Sociologie historique du politique
La sociologie historique du politique est un sous champ disciplinaire de la sociologie, qui regroupe un ensemble de travaux qui cherchent à rendre compte des phénomènes politiques à travers une approche historique. On trouve parfois l’expression de « socio-histoire »[1], ou encore « sociologie historique »[2]. Elle ne se confond pas avec l’histoire sociale, ni avec l’histoire politique, en ce qu’elle vise un niveau de généralité et de théorisation plus élevé.
Ses objets de prédilection sont la genèse de l’État et de la Nation, la construction du suffrage universel et la professionnalisation de l’activité politique.
Travaux en anglais
Les travaux anglophones de sociologie historique du politique empruntent à la sociologie comparative et à l’institutionnalisme historique. Cette tradition s’est en particulier développée en réaction au fonctionnalisme dominant dans l’après-guerre. Elle visait ainsi, initialement, à mettre en avant l’historicité de tous les phénomènes sociaux et en particulier politiques, qui sont par conséquent irréductibles à une analyse en termes de fonction.
La sociologie historique anglophone met ainsi en avant le concept de trajectoire historique qui souligne que chaque société suit un sentier marqué par des irréversibilités dus à des moments historiques précis (théorie de la "path-dependence"), qui expliquent sa situation présente. Ces études envisagent donc les problèmes au niveau macrosociologique et sur échelle de longue durée.
Cette tradition a été en particulier marquée par les travaux de Barrington Moore, Charles Tilly et Theda Skocpol. Leurs travaux cherchent en particulier à comprendre comment sont nés les États occidentaux et pourquoi la démocratie y a été développée.
France
En France, l'introducteur de la sociologie historique est Raymond Aron, qui consacre, dès 1935, un chapitre entier de son ouvrage La Sociologie allemande contemporaine, à la sociologie historique de Max Weber. Utilisée pour penser le politique, aussi en interne que sur la scène internationale, la sociologie d'Aron est de manière explicite une sociologie historique du politique. Son projet et sa méthodologie sera repris par de nombreux élèves d'Aron, comme Jean Baechler, Claude Lefort, et dans une moindre mesure Raymond Boudon, Jean-Pierre Derriennic ou le criminologue Maurice Cusson. Notons également l'apport de l'ethnologue Eric de Dampierre, proche d'Aron au Centre de sociologie européenne, qui traduisit pour la première fois en français les principales œuvres de Weber en français pendant les années 1960. C'est également Jean Baechler qui introduisit une des grandes figures internationales de la sociologie historique, en faisant traduire Norbert Elias dans sa collection, "Archives de Sciences Sociales", chez Calmann-Lévy.
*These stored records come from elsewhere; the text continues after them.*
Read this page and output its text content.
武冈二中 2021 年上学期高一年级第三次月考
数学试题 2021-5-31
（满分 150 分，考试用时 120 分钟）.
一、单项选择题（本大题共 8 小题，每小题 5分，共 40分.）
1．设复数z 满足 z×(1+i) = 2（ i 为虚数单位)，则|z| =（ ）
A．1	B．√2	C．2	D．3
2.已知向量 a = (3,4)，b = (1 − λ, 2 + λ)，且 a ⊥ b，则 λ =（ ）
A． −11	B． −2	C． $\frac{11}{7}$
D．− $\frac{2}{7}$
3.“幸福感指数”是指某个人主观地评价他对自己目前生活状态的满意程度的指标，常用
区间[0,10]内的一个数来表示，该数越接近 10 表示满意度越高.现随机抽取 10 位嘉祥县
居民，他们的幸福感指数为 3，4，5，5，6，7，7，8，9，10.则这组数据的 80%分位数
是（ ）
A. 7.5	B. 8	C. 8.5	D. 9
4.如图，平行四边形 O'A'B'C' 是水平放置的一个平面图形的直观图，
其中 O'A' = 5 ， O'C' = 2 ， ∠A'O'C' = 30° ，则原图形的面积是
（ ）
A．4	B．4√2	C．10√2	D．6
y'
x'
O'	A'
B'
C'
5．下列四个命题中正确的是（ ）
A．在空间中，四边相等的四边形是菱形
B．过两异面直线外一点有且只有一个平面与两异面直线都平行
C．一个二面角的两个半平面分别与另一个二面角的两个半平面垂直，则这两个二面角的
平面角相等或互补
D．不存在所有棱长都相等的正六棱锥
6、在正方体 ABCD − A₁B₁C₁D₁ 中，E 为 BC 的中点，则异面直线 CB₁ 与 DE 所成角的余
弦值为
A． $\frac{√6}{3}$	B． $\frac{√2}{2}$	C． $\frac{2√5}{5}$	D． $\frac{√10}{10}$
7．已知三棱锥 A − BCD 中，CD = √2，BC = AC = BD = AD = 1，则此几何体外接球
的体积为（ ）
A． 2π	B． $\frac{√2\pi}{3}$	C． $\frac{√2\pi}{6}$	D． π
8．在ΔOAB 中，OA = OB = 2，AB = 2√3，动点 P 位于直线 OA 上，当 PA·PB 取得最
D'autres travaux plus récents, marqués par le constructivisme, se sont développés dans le sillage des travaux de Pierre Bourdieu, d'ailleurs assistant puis collaborateur d'Aron pendant près d'une décennie au Centre de Sociologie Européenne. Ces travaux ont, en particulier, étudié la naissance du suffrage universel (Michel Offerlé, Alain Garrigou, Yves Déloye), mettant en avant le caractère historiquement construit de celui-ci, notamment la construction de la citoyenneté sur un temps long.
Notes et références
- Yves Déloye, « La socio-histoire et l'intégration européenne», Politique européenne, no 18, hiver 2006, p. 5-154.
- Comme on la trouve par exemple dans Olivier Ihl et Martine Kaluszynski, Pour une sociologie historique des sciences de gouvernement, Revue Française d'Administration Publique, vol. 102, no 2, p. 229-243.